The court concluded that the failure to notify plaintiff did not violate the agreement. The agreement didn't require that he receive the election form, only that the form be mailed.
- Amirsaleh argues that the defendants breached the Merger Agreement because they failed to deliver to him the requisite forms to make his election and pledge his shares going forward. Implicit in this argument is the assumption that the contract granted him guaranteed delivery. The record is clear enough that Amirsalehdid not receive an Election Booklet prior to the January 5, 2007 deadline.

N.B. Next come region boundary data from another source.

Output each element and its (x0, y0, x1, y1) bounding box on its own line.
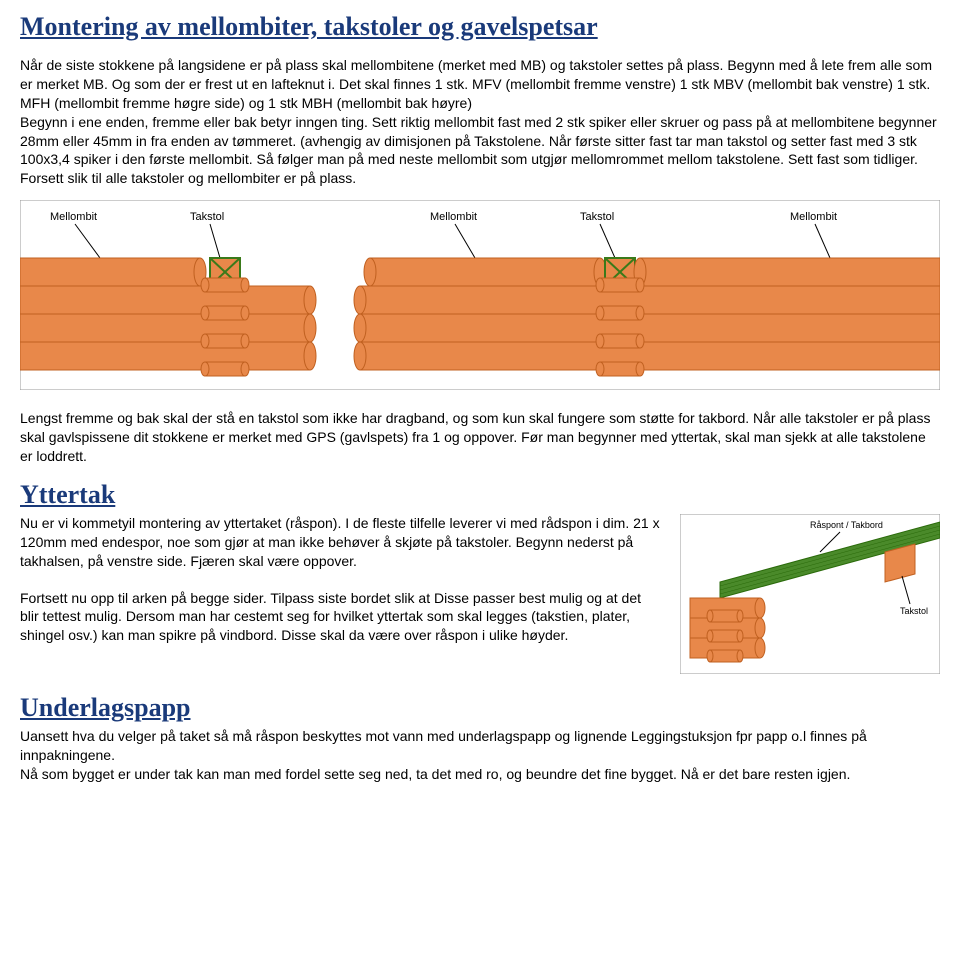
section-title-yttertak: Yttertak (20, 480, 940, 510)
roof-svg: Råspont / Takbord Takstol (680, 514, 940, 674)
section-title-montering: Montering av mellombiter, takstoler og g… (20, 12, 940, 42)
logwall-svg: Mellombit Takstol Mellombit Takstol Mell… (20, 200, 940, 390)
section-title-underlagspapp: Underlagspapp (20, 693, 940, 723)
label-takstol-roof: Takstol (900, 606, 928, 616)
section2-paragraph: Lengst fremme og bak skal der stå en tak… (20, 409, 940, 466)
label-mellombit-3: Mellombit (790, 211, 837, 223)
underlag-p2: Nå som bygget er under tak kan man med f… (20, 765, 940, 784)
yttertak-p1: Nu er vi kommetyil montering av yttertak… (20, 514, 660, 571)
label-takstol-2: Takstol (580, 211, 614, 223)
yttertak-p2: Fortsett nu opp til arken på begge sider… (20, 589, 660, 646)
label-raspont: Råspont / Takbord (810, 520, 883, 530)
label-mellombit-2: Mellombit (430, 211, 477, 223)
label-takstol-1: Takstol (190, 211, 224, 223)
diagram-roof: Råspont / Takbord Takstol (680, 514, 940, 679)
diagram-logwall: Mellombit Takstol Mellombit Takstol Mell… (20, 200, 940, 395)
section1-text-a: Når de siste stokkene på langsidene er p… (20, 57, 932, 111)
section1-text-b: Begynn i ene enden, fremme eller bak bet… (20, 114, 937, 187)
underlag-p1: Uansett hva du velger på taket så må rås… (20, 727, 940, 765)
section1-paragraph: Når de siste stokkene på langsidene er p… (20, 56, 940, 188)
label-mellombit-1: Mellombit (50, 211, 97, 223)
yttertak-row: Nu er vi kommetyil montering av yttertak… (20, 514, 940, 679)
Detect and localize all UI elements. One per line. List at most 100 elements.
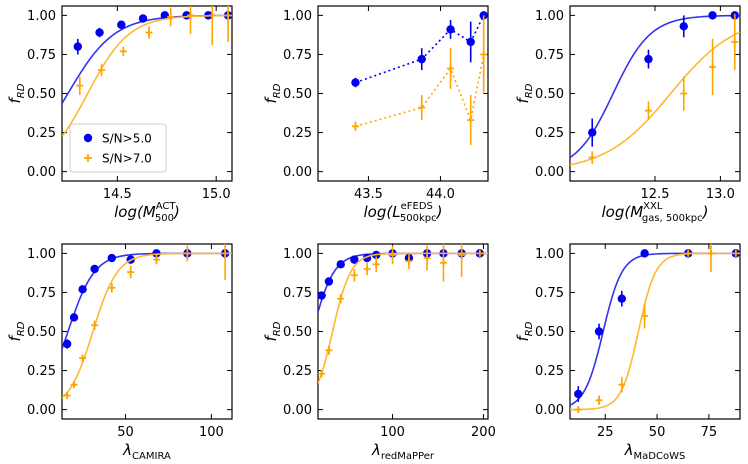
fit-curve-snr5 bbox=[62, 14, 232, 104]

This fact alone, however, certainly does not amount to a breach of the contract because the contract does not require delivery of the Election Forms. The terms of the Merger Agreement provide only that the Election Form "shall be mailed" to NYBOT members "on the same date as the Proxy Statement/Prospectus is mailed to the Members or on such other date as ICE and NYBOT shall mutually agree." The evidence in the record supports that such a mailing took place on December 19, 2006. Plaintiff is unable to point to any evidence that shows the existence of a genuine issue of material fact with respect to whether or not the forms were mailed.
In other words, the court was prepared to enforce a contract that did not require the entity to provide notice that an owner's interest would be liquidated and his/her trading privileges extinguished.The court did ultimately remand to determine whether the NYBOT's failure to accept the election form after the initial deadline somehow violated the duty of good faith and fair dealing.
In the LLC area, this kind of thing can happen under Delaware law. There are essentially no default rules that cannot be waived, including fiduciary duties. Under corporate law, this probably could not happen. Fiduciary duties would likely ensure that investors received proper notice.